A finance professional, Susan knew about the zillions of apps and tools, free and not, to help her track all this. Weighing the pluses and minuses of each just led to more inertia. Ultimately, she realized she only needed a six-column spreadsheet. One by one, she pulled statements out of the files and listed:

LocationTypeAccount #ValueStatement DateStatus
Florida BankChecking Account123-456-78$3,82611/14/23Open
Miami BankCD: 1-Year with automatic rollover456-789-01$2,62510/28/23Automatic rollover 2/23/24
SuperLifeLife Insurance: $1,000,000 Universal345-678-91$5,6451/06/2023$225 monthly premium auto-paid from checking
InvestoMatic401(k)234-567-89$25,8889/17/2023From XYZ job.

If she came across duplicate statements from the same account, she kept or entered the most recent Statement Date and Values. She now had a list that she could automatically organize just by alphabetizing the Location or Type columns. The whole exercise took half a Sunday morning. And even though she feels too busy to update the spreadsheet every time she receives another statement, she has a much better idea of where her money is and her net worth.

Also, she can show them to a financial advisor (or herself) and make the most of her assets and time. She can consolidate CDs and savings accounts at one bank. Finding the records of past-job 401(k)s, and replacing them with one rollover IRA.

As a bonus, Susan came across $1,460 in an online savings account she didn’t remember opening. The Status column on it now reads closed. She surprised her brother and his family with a visit when her nephew turned 10.

Secret 5. Don’t Forget the Basics

As a financial or business professional, you’re probably comfortable with the big things we talked about in this article: Planning. Budgeting. Credit. Organization. However, it’s often the little, obvious things that trip you up.

  • If you don’t have life insurance, get it now. Get it even if you don’t yet have a family or assets to protect. The younger you are when you buy life insurance, the less it will cost for the rest of your life. Also, buying life insurance insures your insurability. Should you get sick before you buy life insurance, you might not be able to get it. Or you’ll have to pay a lot more for it, even if you fully recover.
  • Protect your identity.

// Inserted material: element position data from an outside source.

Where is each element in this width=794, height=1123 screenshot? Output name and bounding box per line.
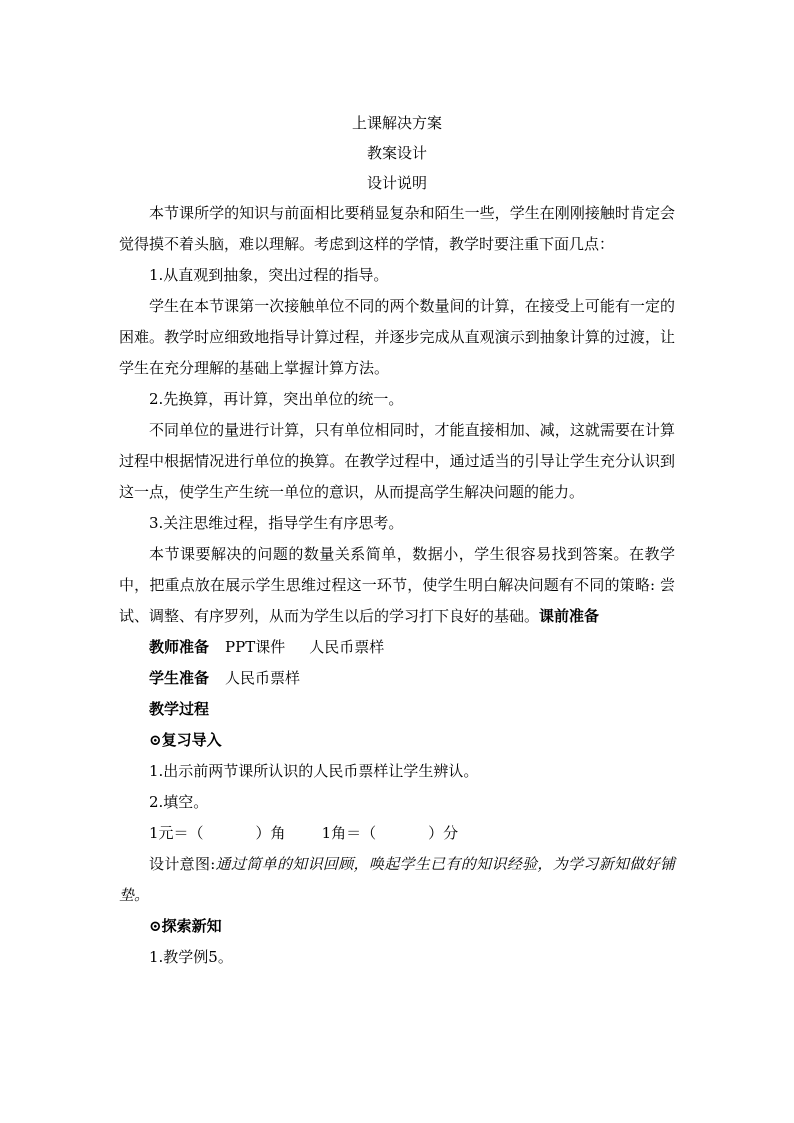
point-2-body: 不同单位的量进行计算，只有单位相同时，才能直接相加、减，这就需要在计算过程中根据情况进行单位的换算。在教学过程中，通过适当的引导让学生充分认识到这一点，使学生产生统一单位的意识，从而提高学生解决问题的能力。 (119, 421, 675, 501)
intro-paragraph: 本节课所学的知识与前面相比要稍显复杂和陌生一些，学生在刚刚接触时肯定会觉得摸不着头脑，难以理解。考虑到这样的学情，教学时要注重下面几点： (119, 204, 675, 253)
point-3-body: 本节课要解决的问题的数量关系简单，数据小，学生很容易找到答案。在教学中，把重点放在展示学生思维过程这一环节，使学生明白解决问题有不同的策略: 尝试、调整、有序罗列，从而为学生以后的学习打下良好的基础。 (119, 545, 675, 625)
pre-class-prep-heading: 课前准备 (539, 607, 600, 625)
student-prep-label: 学生准备 (149, 669, 210, 687)
fill-blank-1-right: ）角 (255, 824, 286, 842)
document-subtitle: 教案设计 (366, 144, 427, 162)
student-prep-line (119, 663, 675, 694)
document-title: 上课解决方案 (351, 114, 442, 132)
teacher-prep-item-1: PPT课件 (225, 638, 286, 656)
point-1-title: 1.从直观到抽象，突出过程的指导。 (149, 266, 389, 284)
fill-blank-line (119, 818, 675, 849)
point-1-body: 学生在本节课第一次接触单位不同的两个数量间的计算，在接受上可能有一定的困难。教学时应细致地指导计算过程，并逐步完成从直观演示到抽象计算的过渡，让学生在充分理解的基础上掌握计算方法。 (119, 297, 675, 377)
review-section-heading: ⊙复习导入 (149, 731, 222, 749)
fill-blank-2-left: 1角＝（ (321, 824, 377, 842)
explore-section-heading: ⊙探索新知 (149, 917, 222, 935)
teaching-process-heading: 教学过程 (149, 700, 210, 718)
review-item-1: 1.出示前两节课所认识的人民币票样让学生辨认。 (149, 762, 479, 780)
fill-blank-2-right: ）分 (428, 824, 459, 842)
design-intent-label: 设计意图: (149, 855, 216, 873)
design-intent-paragraph (119, 849, 675, 911)
review-item-2: 2.填空。 (149, 793, 209, 811)
section-heading: 设计说明 (366, 174, 427, 192)
explore-item-1: 1.教学例5。 (149, 948, 233, 966)
point-3-title: 3.关注思维过程，指导学生有序思考。 (149, 514, 404, 532)
student-prep-item-1: 人民币票样 (225, 669, 301, 687)
document-body (119, 108, 675, 973)
teacher-prep-label: 教师准备 (149, 638, 210, 656)
fill-blank-1-left: 1元＝（ (149, 824, 204, 842)
point-3-paragraph (119, 539, 675, 632)
teacher-prep-line (119, 632, 675, 663)
point-2-title: 2.先换算，再计算，突出单位的统一。 (149, 390, 404, 408)
design-intent-text: 通过简单的知识回顾，唤起学生已有的知识经验，为学习新知做好铺垫。 (119, 855, 675, 904)
teacher-prep-item-2: 人民币票样 (309, 638, 385, 656)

Keep important information like credit and bank logins, account information, and social security numbers in a safe place. Many of the credit bureaus, for a fee, will notify you of any credit check or attempt to open an account in your name. It’s worth the fee for the peace of mind.
  • Most important, keep your head on straight. Don’t let your understanding of cash flow, debt management, and financial record-keeping undermine common sense. Spend only what you can afford. And if you have to incur debt — for a car, home, or other big-ticket item — don’t borrow more than you can comfortably pay back.

Maybe money can’t buy happiness. But managing it well can buy sanity.